Bird Study
- Discipline: Field ornithology
- Language: English
- Edited by: Richard Broughton

Publication details
- History: 1954–present
- Publisher: Taylor & Francis
- Frequency: Quarterly
- Open access: Hybrid
- Impact factor: 0.7 (2022)

Standard abbreviations
- ISO 4: Bird Study

Indexing
- ISSN: 0006-3657 (print) 1944-6705 (web)
- LCCN: 58026495
- OCLC no.: 476152481

Links
- Journal homepage; Online access; Online archive;

= Bird Study =

Peer-reviewed academic journal

Bird Study is a quarterly peer-reviewed scientific journal published by Taylor & Francis on behalf of the British Trust for Ornithology. The editor-in-chief is Richard Broughton (UK Centre for Ecology & Hydrology). The journal was established in 1954 during the early years of ornithological quantitative research, at a time when the basic methods of bird research were still being developed. Early issues of the journal included papers on population dynamics, bird migration, ethology, ecology and field methods for conducting research.

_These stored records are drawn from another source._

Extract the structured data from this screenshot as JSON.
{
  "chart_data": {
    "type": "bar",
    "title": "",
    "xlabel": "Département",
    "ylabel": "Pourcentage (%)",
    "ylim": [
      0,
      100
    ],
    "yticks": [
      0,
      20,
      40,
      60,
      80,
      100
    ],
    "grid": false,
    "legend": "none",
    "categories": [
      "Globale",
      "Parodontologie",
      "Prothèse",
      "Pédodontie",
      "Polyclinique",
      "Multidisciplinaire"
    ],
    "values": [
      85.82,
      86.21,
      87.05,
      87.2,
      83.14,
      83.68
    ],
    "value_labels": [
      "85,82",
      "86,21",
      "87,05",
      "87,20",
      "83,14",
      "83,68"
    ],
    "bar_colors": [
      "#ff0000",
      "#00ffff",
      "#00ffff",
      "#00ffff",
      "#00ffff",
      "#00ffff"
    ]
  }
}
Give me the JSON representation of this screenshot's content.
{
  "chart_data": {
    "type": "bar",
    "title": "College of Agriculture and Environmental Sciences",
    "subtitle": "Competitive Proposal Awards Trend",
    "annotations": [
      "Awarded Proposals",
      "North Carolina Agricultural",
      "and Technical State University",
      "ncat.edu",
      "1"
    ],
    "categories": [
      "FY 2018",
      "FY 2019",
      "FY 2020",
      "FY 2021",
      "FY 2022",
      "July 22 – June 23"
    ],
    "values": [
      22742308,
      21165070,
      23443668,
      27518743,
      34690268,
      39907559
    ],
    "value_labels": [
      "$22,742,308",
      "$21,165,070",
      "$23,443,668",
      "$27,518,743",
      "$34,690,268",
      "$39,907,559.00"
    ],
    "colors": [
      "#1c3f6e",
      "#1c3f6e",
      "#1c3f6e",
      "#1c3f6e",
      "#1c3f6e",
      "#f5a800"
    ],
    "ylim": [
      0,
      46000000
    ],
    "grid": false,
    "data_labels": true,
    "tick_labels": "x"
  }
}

==Abstracting and indexing==
The journal is abstracted and indexed in:

- Biological Abstracts
- BIOSIS Previews
- CAB Abstracts
- Current Contents/Agriculture, Biology & Environmental Sciences
- EBSCO databases
- GEOBASE
- ProQuest databases
- Science Citation Index Expanded
- Scopus
- The Zoological Record

According to the Journal Citation Reports, the journal has a 2022 impact factor of 0.7.